Tais delações foram protocoladas no Ministério Público de São Paulo (MPSP), após a reportagem revelar detalhes do cotidiano de crianças e adolescentes habituados ao regime de internato, em basílicas que remete a castelos.
Há dois anos, vieram a público vídeos em que líderes religiosos dos Arautos do Evangelho supostamente praticavam exorcismo em menores de idade. As gravações mostram o momento em que os encarregados dos rituais davam tapas na cabeça de adolescentes e crianças.
As cenas viralizaram. Entretanto, pouco depois, os Arautos voltaram ao anonimato. E retornaram à doutrina de jovens a partir de uma rotina que começou a ser questionada por pais. E, agora, virou alvo das autoridades.
As imagens de 2017 são, na verdade, frame de uma realidade oculta com sérios indícios de desrespeito ao Estatuto da Criança e do Adolescente (ECA), lei que resguarda os direitos dos menores. Os depoimentos apontam que crianças a partir dos 7 anos podem ser vítimas de alienação parental, lavagem cerebral, assédio sexual, estupro, violência física e psicológica, bullying, violação e controle de correspondência.
A colombiana Maria Paula Pinto Vargas, 22 anos, é uma das cinco pessoas que procuraram o Ministério Público após a publicação da matéria do Metrópoles. À reportagem, a jovem contou que ainda era criança quando teve o primeiro contato com os Arautos, em 2009. Na ocasião, alguns integrantes visitaram sua escola em Bogotá. Um ano depois, com o aval dos pais, ela se mudou para o Brasil e passou a morar em um dos internatos para moças: a Ordem Segunda, ramo feminino dos Arautos.
Maria Paula relata que, inicialmente, se sentia especial por estar ali e pela atenção que recebia do monsenhor João Clá. Por conta disso, custou a entender que algumas atitudes do líder religioso configuravam abuso. Certa vez, após a realização de uma missa, a jovem disse ter sido beijada por Clá.
“Ele beijou uma menina na bochecha e, em seguida, me deu um na boca. Eu tinha uns 11 ou 12 anos. Acho que ele só não tentou mais vezes porque ficou muito doente”, diz. O religioso teve um derrame cerebral em 2017, época em que ocorreram os vazamentos dos vídeos com supostos exorcismos praticados por ele e seus seguidores.
Canadense também denuncia
Outra denunciante de João Clá é Maria Paula Martinez Gómez, 22 anos, também colombiana. Assim como a conterrânea, ela conta ter sido forçada a beijar o monsenhor. Tudo acontecia, segundo o relato, no interior da Ordem Segunda. Por ainda ser uma criança, diz ter demorado a entender que estava sendo vítima de um crime sexual.
“Eu era uma menina pequena e não entendia o que estava acontecendo. Não entendia que isso, com o tempo, se transformaria num trauma, numa vergonha, e em algo que não quero lembrar. “João me deu beijos na boca. Isso ocorreu em duas ou três oportunidades”, recorda-se a jovem.
Também pesa contra o chefe dos Arautos a denúncia de uma canadense, hoje com 27 anos. Ela tinha 12 quando diz ter sido abusada por João Clá. Segundo relato da moça, ele chegou a tocá-la nos seus seios e nas nádegas. A estrangeira conseguiu se afastar da congregação em 2014.
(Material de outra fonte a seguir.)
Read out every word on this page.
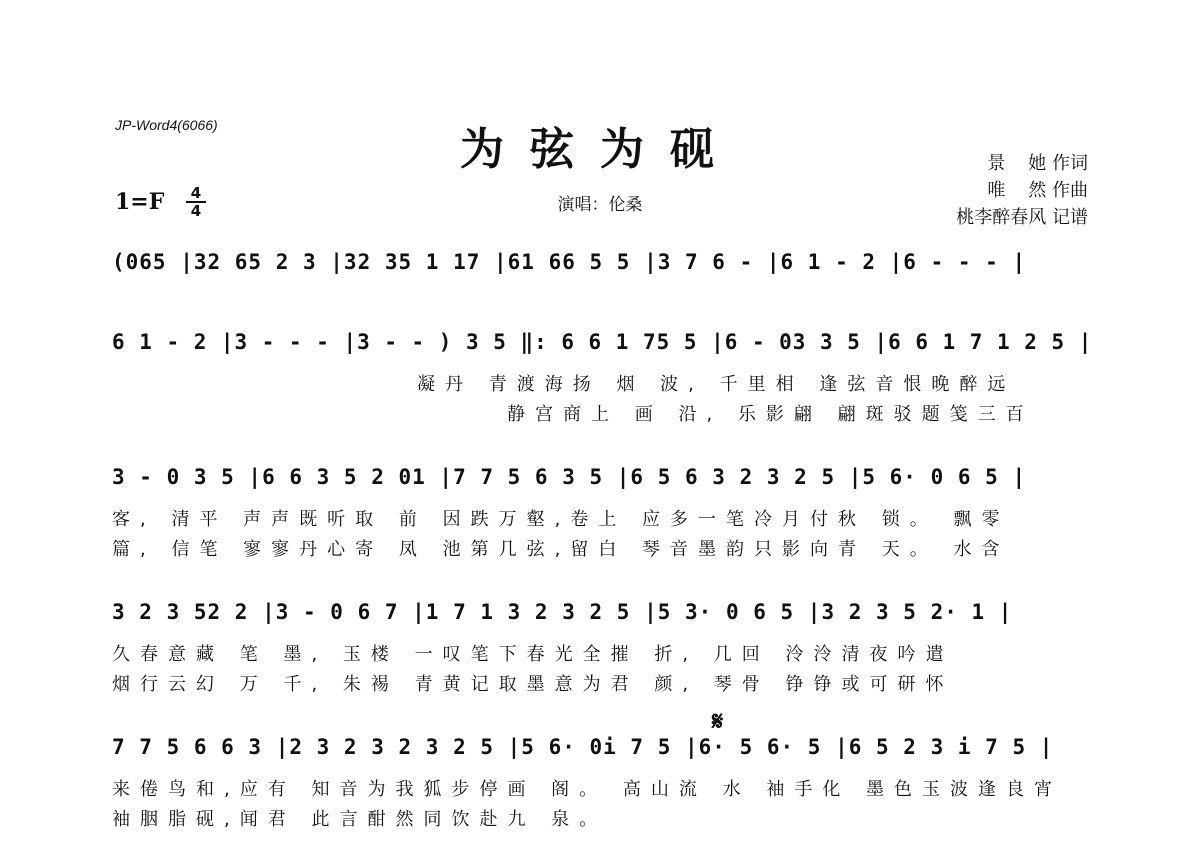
JP-Word4(6066)	为弦为砚
1=F	4
4	演唱：伦桑
景    她 作词
唯    然 作曲
桃李醉春风 记谱
(065 |32 65 2 3 |32 35 1 17 |61 66 5 5 |3 7 6 - |6 1 - 2 |6 - - - |
6 1 - 2 |3 - - - |3 - - ) 3 5 ‖: 6 6 1 75 5 |6 - 03 3 5 |6 6 1 7 1 2 5 |
凝丹 青渡海扬 烟 波, 千里相 逢弦音恨晚醉远
静宫商上 画 沿, 乐影翩 翩斑驳题笺三百
3 - 0 3 5 |6 6 3 5 2 01 |7 7 5 6 3 5 |6 5 6 3 2 3 2 5 |5 6· 0 6 5 |
客, 清平 声声既听取 前 因跌万壑,卷上 应多一笔冷月付秋 锁。 飘零
篇, 信笔 寥寥丹心寄 凤 池第几弦,留白 琴音墨韵只影向青 天。 水含
3 2 3 52 2 |3 - 0 6 7 |1 7 1 3 2 3 2 5 |5 3· 0 6 5 |3 2 3 5 2· 1 |
久春意藏 笔 墨, 玉楼 一叹笔下春光全摧 折, 几回 泠泠清夜吟遣
烟行云幻 万 千, 朱裼 青黄记取墨意为君 颜, 琴骨 铮铮或可研怀
𝄋
7 7 5 6 6 3 |2 3 2 3 2 3 2 5 |5 6· 0i 7 5 |6· 5 6· 5 |6 5 2 3 i 7 5 |
来倦鸟和,应有 知音为我狐步停画 阁。 高山流 水 袖手化 墨色玉波逢良宵
袖胭脂砚,闻君 此言酣然同饮赴九 泉。
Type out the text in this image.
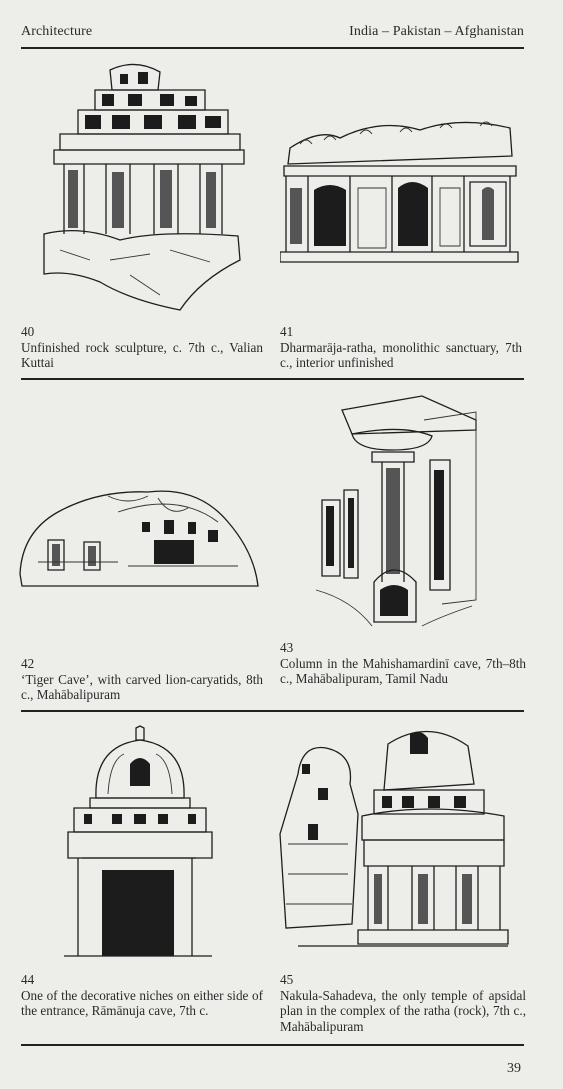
Architecture	India – Pakistan – Afghanistan
40
Unfinished rock sculpture, c. 7th c., Valian Kuttai
41
Dharmarāja-ratha, monolithic sanctuary, 7th c., interior unfinished
42
‘Tiger Cave’, with carved lion-caryatids, 8th c., Mahābalipuram
43
Column in the Mahishamardinī cave, 7th–8th c., Mahābalipuram, Tamil Nadu
44
One of the decorative niches on either side of the entrance, Rāmānuja cave, 7th c.
45
Nakula-Sahadeva, the only temple of apsidal plan in the complex of the ratha (rock), 7th c., Mahābalipuram
39
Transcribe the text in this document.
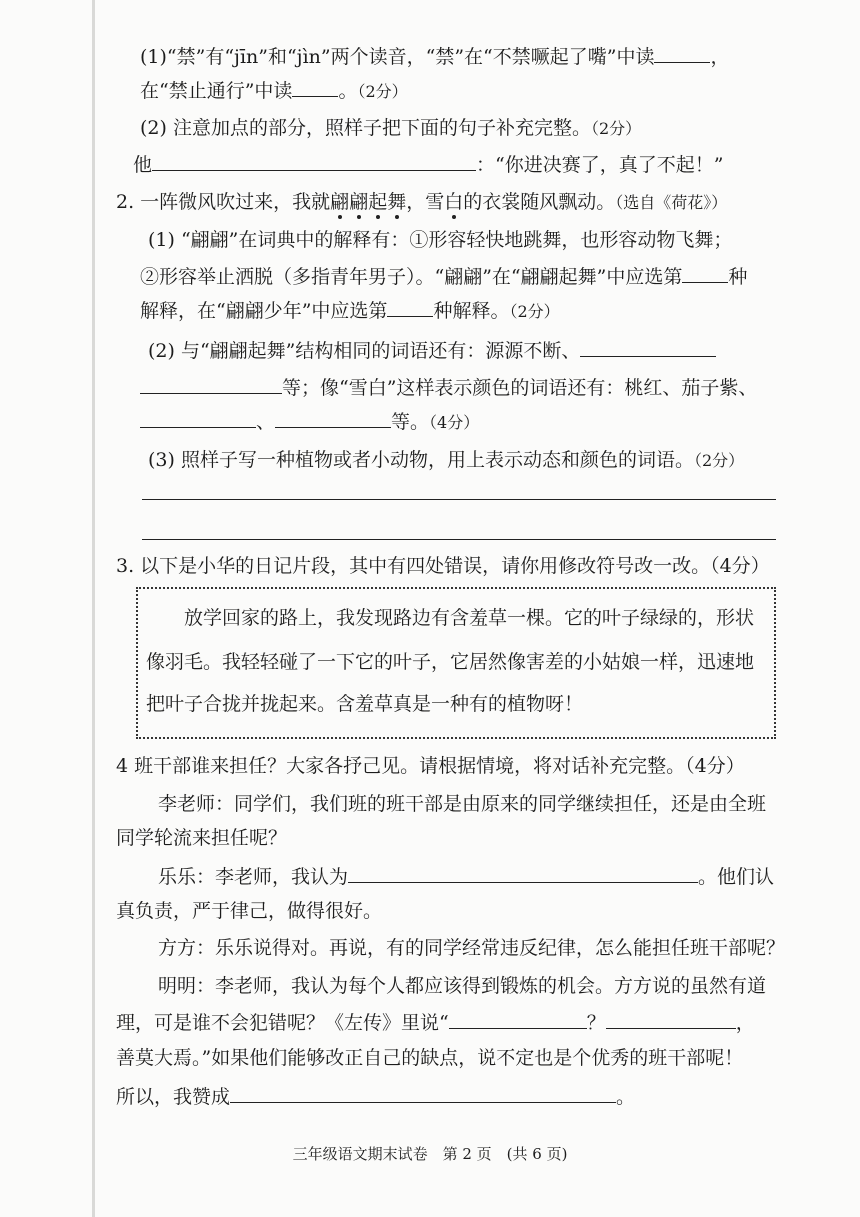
(1)“禁”有“jīn”和“jìn”两个读音，“禁”在“不禁噘起了嘴”中读	，
在“禁止通行”中读 。（2分）
(2) 注意加点的部分，照样子把下面的句子补充完整。（2分）
他	：“你进决赛了，真了不起！”
2. 一阵微风吹过来，我就翩翩起舞，雪白的衣裳随风飘动。（选自《荷花》）
(1) “翩翩”在词典中的解释有：①形容轻快地跳舞，也形容动物飞舞；
②形容举止洒脱（多指青年男子）。“翩翩”在“翩翩起舞”中应选第 种
解释，在“翩翩少年”中应选第 种解释。（2分）
(2) 与“翩翩起舞”结构相同的词语还有：源源不断、
等；像“雪白”这样表示颜色的词语还有：桃红、茄子紫、
、	等。（4分）
(3) 照样子写一种植物或者小动物，用上表示动态和颜色的词语。（2分）
3. 以下是小华的日记片段，其中有四处错误，请你用修改符号改一改。（4分）
放学回家的路上，我发现路边有含羞草一棵。它的叶子绿绿的，形状
像羽毛。我轻轻碰了一下它的叶子，它居然像害差的小姑娘一样，迅速地
把叶子合拢并拢起来。含羞草真是一种有的植物呀！
4 班干部谁来担任？大家各抒己见。请根据情境，将对话补充完整。（4分）
李老师：同学们，我们班的班干部是由原来的同学继续担任，还是由全班
同学轮流来担任呢？
乐乐：李老师，我认为	。他们认
真负责，严于律己，做得很好。
方方：乐乐说得对。再说，有的同学经常违反纪律，怎么能担任班干部呢？
明明：李老师，我认为每个人都应该得到锻炼的机会。方方说的虽然有道
理，可是谁不会犯错呢？《左传》里说“	？	，
善莫大焉。”如果他们能够改正自己的缺点，说不定也是个优秀的班干部呢！
所以，我赞成	。
三年级语文期末试卷　第 2 页　(共 6 页)
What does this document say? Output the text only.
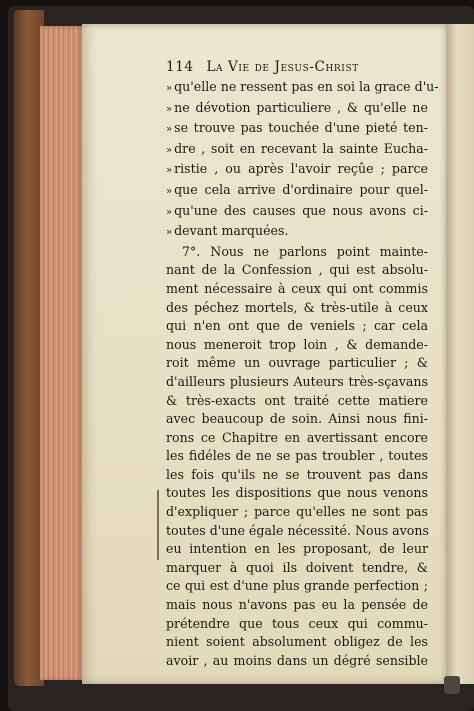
114 La Vie de Jesus-Christ
» qu'elle ne ressent pas en soi la grace d'u-
» ne dévotion particuliere , & qu'elle ne
» se trouve pas touchée d'une pieté ten-
» dre , soit en recevant la sainte Eucha-
» ristie , ou après l'avoir reçûe ; parce
» que cela arrive d'ordinaire pour quel-
» qu'une des causes que nous avons ci-
» devant marquées.
7°. Nous ne parlons point mainte-
nant de la Confession , qui est absolu-
ment nécessaire à ceux qui ont commis
des péchez mortels, & très-utile à ceux
qui n'en ont que de veniels ; car cela
nous meneroit trop loin , & demande-
roit même un ouvrage particulier ; &
d'ailleurs plusieurs Auteurs très-sçavans
& très-exacts ont traité cette matiere
avec beaucoup de soin. Ainsi nous fini-
rons ce Chapitre en avertissant encore
les fidéles de ne se pas troubler , toutes
les fois qu'ils ne se trouvent pas dans
toutes les dispositions que nous venons
d'expliquer ; parce qu'elles ne sont pas
toutes d'une égale nécessité. Nous avons
eu intention en les proposant, de leur
marquer à quoi ils doivent tendre, &
ce qui est d'une plus grande perfection ;
mais nous n'avons pas eu la pensée de
prétendre que tous ceux qui commu-
nient soient absolument obligez de les
avoir , au moins dans un dégré sensible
Além das denúncias de abusos sexuais, há relatos de maus-tratos, alienação parental e abuso psicológico. Amanda Merotto Lamas Reinders, 25, moradora de Vitória (ES), também ex-Arauto, confirma que os abusos cometidos por João Clá eram acobertados dentro da Ordem Segunda, inclusive por mulheres com posições de destaque na hierarquia.
Amanda não chegou a ser vítima dos supostos crimes, mas procurou o MPSP para contar o que viu nos anos em que ficou enclausurada na congregação. “Isso era comentado com muita discrição lá dentro e era muito mais comum do que se imaginava. Ele nunca fazia isso na frente de padres, de membros da Ordem Primeira, e do ramo masculino, menos ainda diante de alguém da família”, relata.
Ainda há um espanhol que também denunciou esta semana supostos abusos sofridos no período em que passou na congregação.
Delegacia abre investigação
Além da nova frente de investigação aberta pelo Ministério Público paulista, também foi iniciada uma apuração na Delegacia da Criança em Joinville, em Santa Catarina, onde há uma escola mantida pelos Arautos do Evangelho. Tânia Harada, delegada da Polícia Civil do estado, confirmou ter instaurado inquérito, mas disse não poder repassar mais informações, pois as averiguações estão no início.
Ao longo de várias semanas, o Metrópoles esteve em quatro capitais que mantêm sedes dos Arautos. Visitou castelos, entrevistou ex-integrantes da comunidade religiosa e familiares ligados aos devotos. A reportagem também teve acesso a uma representação protocolada junto ao MPSP que corre em segredo de Justiça. Os relatos são chocantes.
Os efeitos desse caldo de supostos crimes foram relatados em dezenas de testemunhos aos quais o Metrópoles teve acesso. Em geral, os jovens que deixaram de conviver com os arautos se queixam de trauma emocional e grande dificuldade de ressocialização. Inclusive no ambiente escolar, já que há diferenças sensíveis entre a formação pedagógica curricular padrão e aquela oferecida dentro dos internatos.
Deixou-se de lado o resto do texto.